Anthropic's ability to detect these 25,000 anomalous accounts relied on "behavioral pattern analysis"—finding inconsistencies. Examples include abnormally clustered registration times, IP addresses geographically bunched together, highly similar question content, and request frequency far too rapid to be human.

But this is merely basic defense. Some top AI labs have already deployed a more potent weapon: "output fingerprinting" technology. Like invisible watermarks, it embeds statistical hidden markers into each model output. Anyone using that content to train a new model can later be precisely traced and identified upon detection.

As the saying goes, "the tao is one foot high, the demons ten feet higher." Today you ban 25,000 accounts; tomorrow the other side registers distributed accounts using countless different virtual credit cards and dynamic proxy IPs.

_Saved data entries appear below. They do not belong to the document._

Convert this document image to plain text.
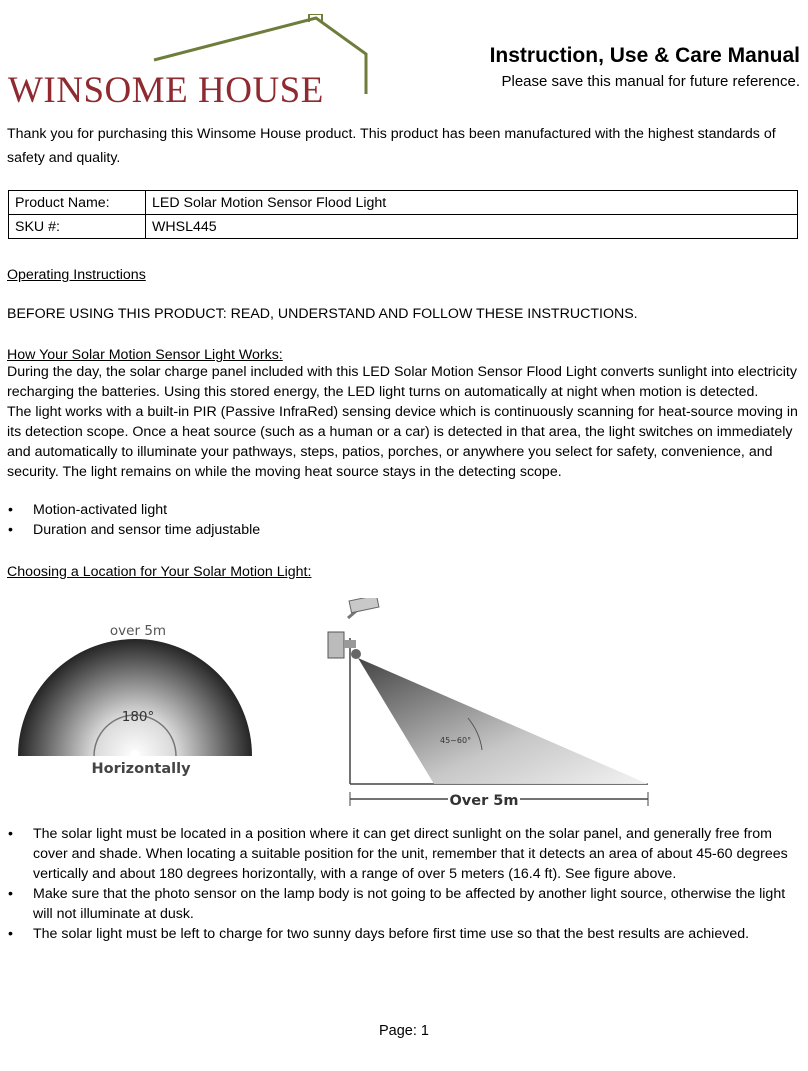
WINSOME HOUSE
Instruction, Use & Care Manual
Please save this manual for future reference.
Thank you for purchasing this Winsome House product. This product has been manufactured with the highest standards of safety and quality.
Product Name:	LED Solar Motion Sensor Flood Light
SKU #:	WHSL445
Operating Instructions
BEFORE USING THIS PRODUCT: READ, UNDERSTAND AND FOLLOW THESE INSTRUCTIONS.
How Your Solar Motion Sensor Light Works:
During the day, the solar charge panel included with this LED Solar Motion Sensor Flood Light converts sunlight into electricity recharging the batteries. Using this stored energy, the LED light turns on automatically at night when motion is detected.
The light works with a built-in PIR (Passive InfraRed) sensing device which is continuously scanning for heat-source moving in its detection scope. Once a heat source (such as a human or a car) is detected in that area, the light switches on immediately and automatically to illuminate your pathways, steps, patios, porches, or anywhere you select for safety, convenience, and security. The light remains on while the moving heat source stays in the detecting scope.
• Motion-activated light
• Duration and sensor time adjustable
Choosing a Location for Your Solar Motion Light:
over 5m
180°
Horizontally
45~60°
Over 5m
• The solar light must be located in a position where it can get direct sunlight on the solar panel, and generally free from cover and shade. When locating a suitable position for the unit, remember that it detects an area of about 45-60 degrees vertically and about 180 degrees horizontally, with a range of over 5 meters (16.4 ft). See figure above.
• Make sure that the photo sensor on the lamp body is not going to be affected by another light source, otherwise the light will not illuminate at dusk.
• The solar light must be left to charge for two sunny days before first time use so that the best results are achieved.
Page: 1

You analyze query patterns to catch bot accounts; they deliberately code in human-like pauses and filler to disguise themselves. You embed invisible output fingerprints; they wash them away through rewriting, translation, and noise injection.

But if sanctions lists take effect, the rules change. Then it ceases to be a purely technical "anti-scraping" or "API offense-defense" matter. "Which training data sources a model derives from" becomes a subject of rigorous regulatory scrutiny.

For everyone working in the LLM engineering chain, this outcome directly determines future compliance boundaries: which data sources are legal? Which model behaviors face retroactive punishment? Which companies get blacklisted for having training data of "questionable origin"?

This is Anthropic's true ambition—establishing on the ruins a new global AI order defined by them and executed through political force.